🤖 AI Summary
This work investigates how large language models (LLMs) can perform zero-shot goal recognition from agent behavior sequences without relying on training data. To this end, it introduces the goal recognition task into classical PDDL planning benchmarks for the first time, establishing a novel paradigm to evaluate LLMs’ foundational planning knowledge. Through carefully designed zero-shot prompting strategies, the study systematically analyzes the capacity of several state-of-the-art LLMs to integrate world knowledge with observed evidence.
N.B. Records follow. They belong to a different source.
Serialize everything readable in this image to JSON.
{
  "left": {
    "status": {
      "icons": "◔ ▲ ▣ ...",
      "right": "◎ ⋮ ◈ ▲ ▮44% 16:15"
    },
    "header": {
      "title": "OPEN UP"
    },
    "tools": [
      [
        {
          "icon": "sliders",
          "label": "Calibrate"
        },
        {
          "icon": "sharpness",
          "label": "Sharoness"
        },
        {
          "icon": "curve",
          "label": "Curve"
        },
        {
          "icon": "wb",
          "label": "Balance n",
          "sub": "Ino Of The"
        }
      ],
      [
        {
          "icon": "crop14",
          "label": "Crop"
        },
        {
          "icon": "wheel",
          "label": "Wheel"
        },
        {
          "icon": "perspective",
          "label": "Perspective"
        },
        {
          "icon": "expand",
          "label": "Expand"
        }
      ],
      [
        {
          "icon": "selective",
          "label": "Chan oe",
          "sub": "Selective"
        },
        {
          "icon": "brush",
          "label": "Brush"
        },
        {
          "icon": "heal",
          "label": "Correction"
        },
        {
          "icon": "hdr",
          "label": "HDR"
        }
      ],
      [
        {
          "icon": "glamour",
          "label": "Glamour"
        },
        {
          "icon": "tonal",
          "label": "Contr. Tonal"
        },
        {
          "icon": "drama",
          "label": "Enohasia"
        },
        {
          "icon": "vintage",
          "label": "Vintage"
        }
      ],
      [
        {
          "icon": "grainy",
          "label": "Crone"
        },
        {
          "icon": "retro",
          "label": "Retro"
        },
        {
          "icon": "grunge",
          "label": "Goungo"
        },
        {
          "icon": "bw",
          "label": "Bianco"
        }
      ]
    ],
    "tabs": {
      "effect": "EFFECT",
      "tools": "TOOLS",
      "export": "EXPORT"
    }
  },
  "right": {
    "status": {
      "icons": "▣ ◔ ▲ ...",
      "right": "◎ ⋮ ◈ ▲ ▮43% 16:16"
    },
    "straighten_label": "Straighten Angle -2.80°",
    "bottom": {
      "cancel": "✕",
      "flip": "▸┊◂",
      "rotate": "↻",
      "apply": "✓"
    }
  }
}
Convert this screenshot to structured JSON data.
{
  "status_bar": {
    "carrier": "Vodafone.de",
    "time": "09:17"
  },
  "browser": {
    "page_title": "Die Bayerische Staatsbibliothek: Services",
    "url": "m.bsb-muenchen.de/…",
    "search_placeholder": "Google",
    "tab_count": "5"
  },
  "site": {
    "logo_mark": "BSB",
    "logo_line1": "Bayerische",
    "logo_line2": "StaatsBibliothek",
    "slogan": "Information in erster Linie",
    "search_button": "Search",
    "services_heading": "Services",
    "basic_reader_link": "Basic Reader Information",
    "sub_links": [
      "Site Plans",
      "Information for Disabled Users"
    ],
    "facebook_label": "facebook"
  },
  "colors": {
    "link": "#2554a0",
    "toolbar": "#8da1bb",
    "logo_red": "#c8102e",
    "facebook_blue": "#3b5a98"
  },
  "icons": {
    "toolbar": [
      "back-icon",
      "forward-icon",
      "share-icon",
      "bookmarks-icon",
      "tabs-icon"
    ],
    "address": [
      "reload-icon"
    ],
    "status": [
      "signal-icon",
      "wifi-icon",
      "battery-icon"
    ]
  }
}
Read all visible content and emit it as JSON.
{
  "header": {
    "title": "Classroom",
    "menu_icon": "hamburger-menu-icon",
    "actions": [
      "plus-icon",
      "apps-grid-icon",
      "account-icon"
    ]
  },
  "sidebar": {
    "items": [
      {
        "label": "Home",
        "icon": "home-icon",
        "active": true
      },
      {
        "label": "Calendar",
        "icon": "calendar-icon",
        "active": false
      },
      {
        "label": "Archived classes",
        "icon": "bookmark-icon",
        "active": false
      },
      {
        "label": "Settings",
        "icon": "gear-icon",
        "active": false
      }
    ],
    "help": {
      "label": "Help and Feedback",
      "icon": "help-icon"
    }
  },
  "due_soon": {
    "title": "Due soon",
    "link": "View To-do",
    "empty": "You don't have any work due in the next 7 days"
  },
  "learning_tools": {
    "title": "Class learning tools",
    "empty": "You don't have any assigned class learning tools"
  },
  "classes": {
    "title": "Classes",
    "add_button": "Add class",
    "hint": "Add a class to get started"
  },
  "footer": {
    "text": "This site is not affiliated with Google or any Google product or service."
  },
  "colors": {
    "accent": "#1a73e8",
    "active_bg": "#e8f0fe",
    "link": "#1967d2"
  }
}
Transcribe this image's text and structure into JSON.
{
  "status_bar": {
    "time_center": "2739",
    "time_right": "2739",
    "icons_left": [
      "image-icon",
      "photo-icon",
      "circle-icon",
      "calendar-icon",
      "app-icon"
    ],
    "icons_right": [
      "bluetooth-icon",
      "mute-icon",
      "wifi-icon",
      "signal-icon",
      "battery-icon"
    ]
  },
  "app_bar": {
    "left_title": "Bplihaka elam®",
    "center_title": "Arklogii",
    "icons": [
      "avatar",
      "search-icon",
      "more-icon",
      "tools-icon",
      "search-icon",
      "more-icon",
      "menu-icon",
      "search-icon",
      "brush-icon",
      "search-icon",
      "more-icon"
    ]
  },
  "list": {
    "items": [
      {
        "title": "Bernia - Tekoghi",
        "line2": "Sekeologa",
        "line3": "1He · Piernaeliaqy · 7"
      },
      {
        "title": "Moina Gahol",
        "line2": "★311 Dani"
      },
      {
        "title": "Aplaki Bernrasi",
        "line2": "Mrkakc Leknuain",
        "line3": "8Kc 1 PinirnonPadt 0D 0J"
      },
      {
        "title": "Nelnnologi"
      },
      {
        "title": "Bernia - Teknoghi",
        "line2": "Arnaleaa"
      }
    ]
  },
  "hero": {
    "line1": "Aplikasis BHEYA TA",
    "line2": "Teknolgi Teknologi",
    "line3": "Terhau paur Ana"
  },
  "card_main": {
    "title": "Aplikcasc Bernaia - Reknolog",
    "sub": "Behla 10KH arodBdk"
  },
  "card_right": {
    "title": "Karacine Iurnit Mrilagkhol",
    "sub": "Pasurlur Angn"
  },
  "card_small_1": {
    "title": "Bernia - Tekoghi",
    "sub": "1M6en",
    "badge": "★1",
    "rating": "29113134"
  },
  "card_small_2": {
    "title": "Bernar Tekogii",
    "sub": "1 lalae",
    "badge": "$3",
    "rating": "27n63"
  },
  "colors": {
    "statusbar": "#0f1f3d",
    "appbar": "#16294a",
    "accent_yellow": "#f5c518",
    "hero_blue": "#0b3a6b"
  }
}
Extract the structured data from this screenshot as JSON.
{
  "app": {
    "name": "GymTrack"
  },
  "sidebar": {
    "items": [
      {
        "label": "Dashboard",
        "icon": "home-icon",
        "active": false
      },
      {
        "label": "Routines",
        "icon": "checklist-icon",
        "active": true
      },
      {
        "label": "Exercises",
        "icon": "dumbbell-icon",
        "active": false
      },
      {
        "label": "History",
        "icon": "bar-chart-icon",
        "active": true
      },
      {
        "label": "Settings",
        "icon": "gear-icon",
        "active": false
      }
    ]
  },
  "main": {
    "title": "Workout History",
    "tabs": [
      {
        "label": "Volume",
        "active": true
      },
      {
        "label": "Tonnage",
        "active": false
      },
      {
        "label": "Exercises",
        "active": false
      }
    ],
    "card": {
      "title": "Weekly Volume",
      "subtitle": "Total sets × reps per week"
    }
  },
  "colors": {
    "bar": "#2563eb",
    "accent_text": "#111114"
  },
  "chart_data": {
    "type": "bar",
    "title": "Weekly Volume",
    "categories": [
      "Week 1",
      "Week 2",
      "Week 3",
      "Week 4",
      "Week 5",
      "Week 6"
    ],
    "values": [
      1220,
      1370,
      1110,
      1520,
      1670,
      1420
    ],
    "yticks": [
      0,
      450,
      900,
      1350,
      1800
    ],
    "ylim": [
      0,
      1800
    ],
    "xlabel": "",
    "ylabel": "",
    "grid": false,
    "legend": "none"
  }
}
Experimental results reveal that certain models improve their accuracy as more observations become available, approaching the performance of landmark-based methods, while others overly rely on prior knowledge and struggle to effectively incorporate new evidence—highlighting fundamental differences in how these models handle evidence integration.
📝 Abstract
Large language models have recently reached near-parity with classical planners on well-known planning domains, yet this competence relies on world-knowledge exploitation rather than genuine symbolic reasoning. Goal recognition is a complementary abductive task structurally better suited to LLM strengths: it consists of evaluating consistency with world knowledge rather than generating novel action sequences. This paper provides the first systematic zero-shot evaluation of frontier LLMs as goal recognisers on key classical PDDL benchmarks. Our results show that LLM competence on goal recognition is uneven: some models scale with evidence and approach landmark-based accuracy at full observations, while others remain anchored to world-knowledge priors regardless of how much evidence accumulates. Qualitative analysis of model reasoning traces reveals that this divergence reflects a fundamental difference in evidence integration rather than domain familiarity. These findings position goal recognition as a principled benchmark for the foundational planning knowledge of LLMs.